BIA called for industry submissions to help inform the association’s input to the government consultation, which closed last week.

In an email to industry members, BIA said the government’s proposed changes to the Australian Consumer Law, as part of its ‘deregulation agenda’, could impact on standards for many products including bicycles, e-bikes, helmets, lighting and reflectors, sunglasses and bike passenger seats for children.

Peter said if done right, the changes could bring down the costs of bikes and equipment, increase the ranges available in Australia and help them get to market faster.

“It can bring advantages to the consumer, without having negative impacts on the Australian industry,” he said.

In preparation for the proposed law changes, BIA has called for the Standards Australia committee to have greater involvement in reviews and changes to the International Standards covering bicycles and cycling-related products.

It is requesting Standards Australia step up from a role of ‘observing’ to participating in the review and adjustment of ISO TC-149, which covers the standardisation of bikes, components and accessories, “with particular reference to terminology, testing methods and requirements for performance and safety, and interchangeability”.

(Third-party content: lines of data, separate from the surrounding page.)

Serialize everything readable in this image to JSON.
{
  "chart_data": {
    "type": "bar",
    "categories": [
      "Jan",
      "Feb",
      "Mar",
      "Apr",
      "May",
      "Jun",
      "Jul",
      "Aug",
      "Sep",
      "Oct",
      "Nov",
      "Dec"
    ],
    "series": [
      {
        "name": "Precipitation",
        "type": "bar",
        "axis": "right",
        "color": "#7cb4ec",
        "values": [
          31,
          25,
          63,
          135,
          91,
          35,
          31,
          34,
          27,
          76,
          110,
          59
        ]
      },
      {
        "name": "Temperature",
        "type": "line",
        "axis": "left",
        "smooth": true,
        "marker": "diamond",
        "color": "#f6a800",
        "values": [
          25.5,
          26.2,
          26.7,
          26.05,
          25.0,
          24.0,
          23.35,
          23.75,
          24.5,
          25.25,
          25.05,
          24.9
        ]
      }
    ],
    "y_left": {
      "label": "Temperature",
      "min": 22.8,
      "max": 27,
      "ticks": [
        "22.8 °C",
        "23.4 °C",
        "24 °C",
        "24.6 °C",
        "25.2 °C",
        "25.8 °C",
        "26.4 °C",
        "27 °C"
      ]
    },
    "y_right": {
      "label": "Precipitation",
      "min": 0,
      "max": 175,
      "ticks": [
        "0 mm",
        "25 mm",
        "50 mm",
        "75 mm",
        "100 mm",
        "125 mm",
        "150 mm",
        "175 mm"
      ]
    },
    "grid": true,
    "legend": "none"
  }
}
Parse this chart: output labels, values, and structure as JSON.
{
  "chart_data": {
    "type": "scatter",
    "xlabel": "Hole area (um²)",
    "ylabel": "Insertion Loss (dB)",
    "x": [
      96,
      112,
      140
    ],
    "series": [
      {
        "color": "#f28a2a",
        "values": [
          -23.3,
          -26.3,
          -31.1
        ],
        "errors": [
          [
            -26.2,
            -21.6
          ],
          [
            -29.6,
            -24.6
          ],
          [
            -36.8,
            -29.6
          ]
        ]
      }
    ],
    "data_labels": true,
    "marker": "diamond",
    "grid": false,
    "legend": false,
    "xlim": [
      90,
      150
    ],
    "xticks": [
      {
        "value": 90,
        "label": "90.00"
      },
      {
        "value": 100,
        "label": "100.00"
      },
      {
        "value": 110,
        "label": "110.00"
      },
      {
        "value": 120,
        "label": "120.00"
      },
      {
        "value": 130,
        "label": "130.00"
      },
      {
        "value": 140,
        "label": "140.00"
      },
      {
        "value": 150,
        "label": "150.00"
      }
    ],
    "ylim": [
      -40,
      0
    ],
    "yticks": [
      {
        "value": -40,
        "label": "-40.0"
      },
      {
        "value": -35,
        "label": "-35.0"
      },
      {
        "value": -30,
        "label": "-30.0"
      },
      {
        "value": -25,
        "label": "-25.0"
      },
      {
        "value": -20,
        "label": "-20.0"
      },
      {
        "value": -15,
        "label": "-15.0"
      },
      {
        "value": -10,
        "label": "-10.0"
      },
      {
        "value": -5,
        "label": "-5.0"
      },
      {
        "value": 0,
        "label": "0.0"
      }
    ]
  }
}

BIA said that increased role for the committee would “allow greater input to standards that will have direct future impact on Australian regulations”.

Join the Conversation:

Is there a similar need for minimum quality standards in Australia? Is 500 hours enough?


  1. Andy on 8th February 2022 at 8:05 pm

    I would expect more than 500hours if I was spending a considerable amount on a bicycle. This should be at least the entry point, with perhaps a tiered approach based on componentry.

    My 2005 $2000 roadbike is still going strong, as is my $250 kmart special, but I maintain them.

    Kids bikes get punished and abused and as a bike mech I see failure often attributed to this. They also become obsolete when outgrown if not handed down to a sibling so I guess there is a finite life cycle of the entry level bike.

    A child commuting to school and some additional activities may ride 5-10 hours/wk. With 500 hours as the baseline, at best it’s a 1-2 year life expectancy, by which time it’s probably outgrown.

    Very different story for adult bikes used for commuting, there would be an expectation of lifetime use with regular maintenance

    Tricky one.

    • scottthelatzreportcomau on 9th February 2022 at 12:04 pm

      Thanks for your comments, Andy. There would certainly need to be some variances, taking into account different uses. However, regulations have been successfully applied for more complex issues.